The Xingese boy scowled at him and opened his mouth to retort, but Greed interrupted him angrily, all the merriment he felt a moment before gone, as if the rain had washed it away. "You are not in Xing anymore," Greed sneered, "And I am not a human. I don't give a shit about what you think Wrath owes you. I hate Wrath and I'm going to kill him one day. I am Greed, kid. Avarice embodied. I don't owe you a damn thing. If you want something from me," he pushed himself from the wall he was leaning against and looked down at Ling, "you have to learn to speak my language. Now," Greed clapped his hands in front of the kid's face, casually covering his skin with the Ultimate Shield, "Why do you want the Stone?"

Ling gulped, unsure. "Because it's the only way to win my father's throne."

"Ah!" Greed grinned. "Now we're talking. Ambition. Hunger for power. I can work with those."

That made the princeling angry, for some reason. He roughly pushed Greed back into the wall and grabbed the collar of his sleeveless jacket as another thunder hit the furious sky above.

"Power?" He hissed in Greed's face. "You think I'm doing this for power? I'm doing it because this is the only way for my clan to survive. I'm doing it because Lan Fan nearly died for it," his youthful face was twisted by such utter anger that it gave Greed pause. "I can't return empty-handed. I can't!" Ling exhaled heavily, visibly trying to compose himself, "When I fought Wrath, he told me that the people don't matter. That's the kind of king your brother is. But not every human is as ugly as you Homunculi. Lan Fan trusted me, and I won't let her down."

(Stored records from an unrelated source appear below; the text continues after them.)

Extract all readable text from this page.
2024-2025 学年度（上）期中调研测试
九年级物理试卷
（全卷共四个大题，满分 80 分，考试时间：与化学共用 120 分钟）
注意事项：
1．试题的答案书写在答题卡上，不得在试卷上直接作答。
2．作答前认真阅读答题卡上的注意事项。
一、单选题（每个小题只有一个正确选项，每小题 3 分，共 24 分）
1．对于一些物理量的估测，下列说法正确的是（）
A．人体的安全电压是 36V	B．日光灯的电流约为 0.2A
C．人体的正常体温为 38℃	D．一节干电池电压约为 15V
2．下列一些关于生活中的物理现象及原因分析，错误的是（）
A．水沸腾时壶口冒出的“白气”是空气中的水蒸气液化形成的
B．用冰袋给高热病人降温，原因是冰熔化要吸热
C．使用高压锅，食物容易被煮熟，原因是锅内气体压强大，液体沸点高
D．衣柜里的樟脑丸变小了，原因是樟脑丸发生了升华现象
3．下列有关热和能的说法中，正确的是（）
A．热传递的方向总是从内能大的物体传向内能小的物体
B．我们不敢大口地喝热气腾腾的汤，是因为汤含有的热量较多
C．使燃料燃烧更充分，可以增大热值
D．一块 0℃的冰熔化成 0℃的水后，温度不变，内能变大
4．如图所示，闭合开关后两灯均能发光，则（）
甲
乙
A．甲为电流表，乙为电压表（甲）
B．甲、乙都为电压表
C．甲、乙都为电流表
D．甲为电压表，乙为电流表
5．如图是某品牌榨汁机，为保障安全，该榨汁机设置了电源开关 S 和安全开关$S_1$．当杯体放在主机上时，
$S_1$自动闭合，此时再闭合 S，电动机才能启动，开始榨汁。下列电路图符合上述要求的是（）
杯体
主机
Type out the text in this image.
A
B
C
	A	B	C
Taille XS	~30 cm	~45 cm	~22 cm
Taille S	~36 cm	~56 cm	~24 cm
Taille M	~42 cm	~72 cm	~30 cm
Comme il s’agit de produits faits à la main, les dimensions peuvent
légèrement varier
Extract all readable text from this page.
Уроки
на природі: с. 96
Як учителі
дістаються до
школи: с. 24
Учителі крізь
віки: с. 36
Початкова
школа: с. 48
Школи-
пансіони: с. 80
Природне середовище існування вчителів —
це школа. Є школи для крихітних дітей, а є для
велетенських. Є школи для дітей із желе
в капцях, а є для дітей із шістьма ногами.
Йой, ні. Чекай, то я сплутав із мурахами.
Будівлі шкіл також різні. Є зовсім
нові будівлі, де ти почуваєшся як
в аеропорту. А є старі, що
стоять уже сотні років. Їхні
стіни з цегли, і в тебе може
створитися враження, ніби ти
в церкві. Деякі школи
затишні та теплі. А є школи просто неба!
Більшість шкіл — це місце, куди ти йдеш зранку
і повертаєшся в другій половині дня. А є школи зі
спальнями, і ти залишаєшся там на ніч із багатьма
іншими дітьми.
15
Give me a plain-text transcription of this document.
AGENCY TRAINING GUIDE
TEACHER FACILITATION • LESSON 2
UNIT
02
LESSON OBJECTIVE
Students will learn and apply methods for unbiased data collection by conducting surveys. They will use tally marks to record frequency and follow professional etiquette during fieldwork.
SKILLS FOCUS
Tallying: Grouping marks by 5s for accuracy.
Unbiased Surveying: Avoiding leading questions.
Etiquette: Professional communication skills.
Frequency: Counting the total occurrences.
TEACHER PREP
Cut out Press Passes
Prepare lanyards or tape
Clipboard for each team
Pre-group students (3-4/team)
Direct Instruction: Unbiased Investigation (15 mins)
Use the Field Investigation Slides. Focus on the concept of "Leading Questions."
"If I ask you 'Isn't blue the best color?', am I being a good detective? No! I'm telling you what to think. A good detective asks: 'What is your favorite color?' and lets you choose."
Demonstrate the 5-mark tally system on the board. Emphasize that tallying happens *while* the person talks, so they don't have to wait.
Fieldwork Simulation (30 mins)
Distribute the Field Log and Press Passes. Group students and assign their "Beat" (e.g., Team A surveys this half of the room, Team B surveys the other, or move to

He let Greed go and took a step back. The haunted look on his face shook something in Greed.

"You want power," he whispered, "You want a throne... but you have a purpose..." He sighed and lowered his head. "I'm sorry, kid."

"What for?" Ling sounded tired all of a sudden.

"You want the Philosopher's Stone to save your people," Greed smiled. Ling's predicament seemed perversely sadistic even to him. "But in order to create one, you have to sacrifice them."


Greed is not feeling well in this one.

In canon, when he was reborn, Ling had a huge influence on him, whether he realized it or not. Greed's existential problem, IMO and all, is that he's a dog that's chasing cars. He can catch one, but has no idea what to do with it. Hence everything he gets by taking it (whether by force or by charm) is only superficial. In the show, sharing a body with Ling really helped him mature and change for the better.

Obviously, here he'll have to take the longer and harder road to get there.

But I feel like you can't really have a Greed fic without Ling in it, in one form or another.